In some cases, it is a sibling who may find him or herself in the role of caregiver? Here, a whole life may be unintentionally upended. He or she may have the least expectation of anything in the natural course of events to prepare for this new role. It leaves many more questions than answers. For example, where does a new companion fit in; what of the expectations for career building and family development? How much does one continue moving in these directions when the needs of the CRPS brother or sister is suffering? If there are several siblings involved, the complications can cause rifts between them. Who takes the major role; is it divided equally; are there explanations one or more siblings give for taking a lesser role? Again, no easy answers.

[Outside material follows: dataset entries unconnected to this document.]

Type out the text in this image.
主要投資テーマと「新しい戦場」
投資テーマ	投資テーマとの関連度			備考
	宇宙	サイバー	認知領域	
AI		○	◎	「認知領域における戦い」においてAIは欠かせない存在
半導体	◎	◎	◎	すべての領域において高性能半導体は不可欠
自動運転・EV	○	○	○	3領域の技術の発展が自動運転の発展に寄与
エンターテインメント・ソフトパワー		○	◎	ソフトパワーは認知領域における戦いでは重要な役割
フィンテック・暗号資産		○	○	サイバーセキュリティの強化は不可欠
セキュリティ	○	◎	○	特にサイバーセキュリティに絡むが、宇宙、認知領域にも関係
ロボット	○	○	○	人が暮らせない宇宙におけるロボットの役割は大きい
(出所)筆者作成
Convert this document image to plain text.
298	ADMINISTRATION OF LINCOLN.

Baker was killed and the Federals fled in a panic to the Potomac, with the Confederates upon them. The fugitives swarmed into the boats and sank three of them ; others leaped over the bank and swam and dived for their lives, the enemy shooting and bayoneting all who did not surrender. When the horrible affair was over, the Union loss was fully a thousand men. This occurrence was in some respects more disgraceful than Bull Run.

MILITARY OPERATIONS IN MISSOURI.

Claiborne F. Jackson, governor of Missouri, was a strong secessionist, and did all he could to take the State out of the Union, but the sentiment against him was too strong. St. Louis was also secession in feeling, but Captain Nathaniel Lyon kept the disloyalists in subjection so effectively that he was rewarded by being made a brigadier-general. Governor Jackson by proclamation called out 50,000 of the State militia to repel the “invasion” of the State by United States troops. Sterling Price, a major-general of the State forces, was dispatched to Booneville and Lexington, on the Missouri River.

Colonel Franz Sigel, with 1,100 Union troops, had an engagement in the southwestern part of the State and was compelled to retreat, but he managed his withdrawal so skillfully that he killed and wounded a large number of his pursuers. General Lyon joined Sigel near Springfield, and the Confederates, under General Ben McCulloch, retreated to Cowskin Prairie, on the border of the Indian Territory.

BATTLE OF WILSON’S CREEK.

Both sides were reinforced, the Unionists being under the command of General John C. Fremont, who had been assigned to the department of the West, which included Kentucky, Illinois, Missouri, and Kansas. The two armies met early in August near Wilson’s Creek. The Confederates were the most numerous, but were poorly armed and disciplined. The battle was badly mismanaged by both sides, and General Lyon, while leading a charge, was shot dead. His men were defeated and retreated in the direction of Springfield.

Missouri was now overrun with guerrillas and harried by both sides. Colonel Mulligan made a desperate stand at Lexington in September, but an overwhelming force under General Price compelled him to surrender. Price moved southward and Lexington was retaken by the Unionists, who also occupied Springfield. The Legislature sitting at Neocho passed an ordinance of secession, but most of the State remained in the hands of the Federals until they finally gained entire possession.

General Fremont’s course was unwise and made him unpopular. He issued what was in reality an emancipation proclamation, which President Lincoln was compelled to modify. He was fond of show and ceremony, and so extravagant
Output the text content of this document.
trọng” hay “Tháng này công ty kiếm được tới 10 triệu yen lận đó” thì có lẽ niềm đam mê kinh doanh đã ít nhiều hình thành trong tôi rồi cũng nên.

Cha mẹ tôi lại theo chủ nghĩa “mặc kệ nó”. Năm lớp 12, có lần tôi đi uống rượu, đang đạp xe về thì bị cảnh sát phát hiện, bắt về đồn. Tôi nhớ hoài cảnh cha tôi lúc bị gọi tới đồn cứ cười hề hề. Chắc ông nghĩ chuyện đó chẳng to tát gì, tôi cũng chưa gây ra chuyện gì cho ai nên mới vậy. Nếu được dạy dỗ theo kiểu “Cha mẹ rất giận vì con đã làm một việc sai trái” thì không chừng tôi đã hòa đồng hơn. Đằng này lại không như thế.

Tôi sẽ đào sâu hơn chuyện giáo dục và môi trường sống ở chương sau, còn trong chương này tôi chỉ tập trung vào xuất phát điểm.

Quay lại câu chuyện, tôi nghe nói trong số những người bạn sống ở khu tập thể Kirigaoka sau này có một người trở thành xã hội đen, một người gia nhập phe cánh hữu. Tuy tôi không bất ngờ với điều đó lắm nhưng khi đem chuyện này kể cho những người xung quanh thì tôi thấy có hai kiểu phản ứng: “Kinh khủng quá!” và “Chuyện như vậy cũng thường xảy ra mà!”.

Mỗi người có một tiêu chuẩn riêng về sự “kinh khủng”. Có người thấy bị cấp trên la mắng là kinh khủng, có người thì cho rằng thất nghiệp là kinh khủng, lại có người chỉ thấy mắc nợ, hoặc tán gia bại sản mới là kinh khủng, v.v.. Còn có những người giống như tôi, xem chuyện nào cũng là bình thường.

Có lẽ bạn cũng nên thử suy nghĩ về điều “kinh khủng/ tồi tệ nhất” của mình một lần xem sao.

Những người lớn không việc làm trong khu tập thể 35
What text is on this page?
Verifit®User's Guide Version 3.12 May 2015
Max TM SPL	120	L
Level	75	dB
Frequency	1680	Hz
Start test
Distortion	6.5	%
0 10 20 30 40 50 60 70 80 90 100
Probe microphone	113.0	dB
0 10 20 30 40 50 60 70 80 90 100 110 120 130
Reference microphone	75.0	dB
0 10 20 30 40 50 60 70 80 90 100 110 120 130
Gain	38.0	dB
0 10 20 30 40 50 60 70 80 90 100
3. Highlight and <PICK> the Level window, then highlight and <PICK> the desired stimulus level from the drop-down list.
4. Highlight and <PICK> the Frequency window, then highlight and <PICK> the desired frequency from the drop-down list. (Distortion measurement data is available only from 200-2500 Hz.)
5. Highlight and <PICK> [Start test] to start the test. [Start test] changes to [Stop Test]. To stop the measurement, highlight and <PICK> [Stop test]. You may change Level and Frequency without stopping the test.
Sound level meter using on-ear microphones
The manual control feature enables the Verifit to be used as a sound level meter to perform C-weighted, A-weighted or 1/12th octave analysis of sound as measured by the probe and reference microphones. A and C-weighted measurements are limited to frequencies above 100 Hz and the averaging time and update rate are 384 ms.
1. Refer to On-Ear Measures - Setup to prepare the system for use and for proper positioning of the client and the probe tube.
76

I haven’t mentioned the reverse order of child to parent. In the ordinary course of events, children are expected to take some responsibility for providing a basis of helping their aging parent who may become ill. There are many agencies and living arrangements which can be found to provide care for the aged, but not so many for the parent who may not be elderly but who is suffering from CRPS. This condition may exhaust or go beyond the abilities of nursing care to know what to do or to provide the amount of care needed.
So, in all of these cases, what does it mean to do a good job. A caregiver can be thrown off his or her balance when confronted with the extraordinary problems involved. Even the best of care may seem insufficient – with attendant guilt feelings, loss of confidence, and eventually, despair.
In all of these cases, it is vitally important that people in the caregiver role find other supportive help. Talking to a therapist and other professionals, intimate friends and medical people can help create better balanced judgment and relief. It is vitally important that caregivers not become stressed out to the point that their own health is affected.
I know I have raised many more questions than answers. But, I feel confident that in each family there are strengths that can be found and resources to use. Each of you out there has your own story. Many of you can help with the solutions you have found, the resources you know of, and the empathy you can lend to each other. Together much can be accomplished; alone the troubles you face can feel impenetrable.